Advances in OMIC technologies has led to multiple stratifications of TNBC, but clinical applications remain challenging. Potential issues lie in the integration of datasets coming from various methods and origins, but also the need for a fast and cost-effective method for tumor classification. This study adds a new brick to a multilayered approach aiming to develop targeted therapies suitable for each patient with TNBC. Hitting a roadblock for LAR and BLIS tumors in the FUTURE trial, Xiao et al. turned to metabolomics to find alternative options.
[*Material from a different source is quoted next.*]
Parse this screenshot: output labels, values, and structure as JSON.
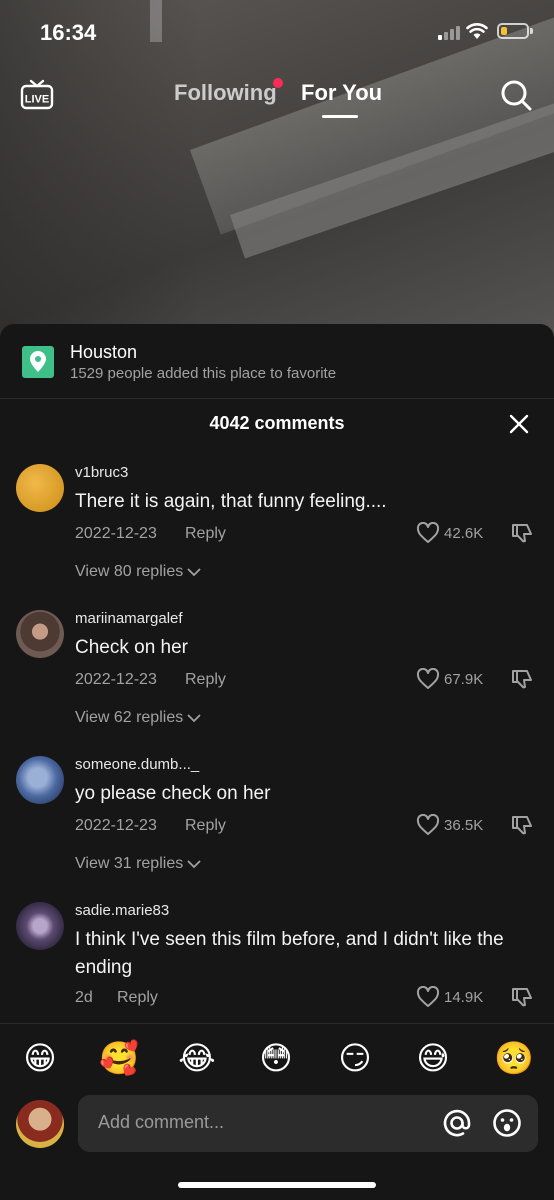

By combining genomic, transcriptomic, metabolomic and immunohistochemistry, this study unveils novel metabolic vulnerabilities and highlights a potential pipeline for precision medicine across treatment-refractory TNBC subtypes (Fig. 1).

Fig. 1: A new pipeline for targeted therapies for treatment-refractory TNBCs.

Work from Xiao et al. could suggest a new pipeline integrating multiple approaches to treat patients with TNBC. Following biopsy or surgical resection of a tumor, immunohistochemistry (IHC) using a panel of four markers could stratify patients in one of four transcriptome-based subtypes. Targeting metabolic vulnerabilities specific to treatment-refractory TNBC subtypes could enable individual-tailored treatment regimens.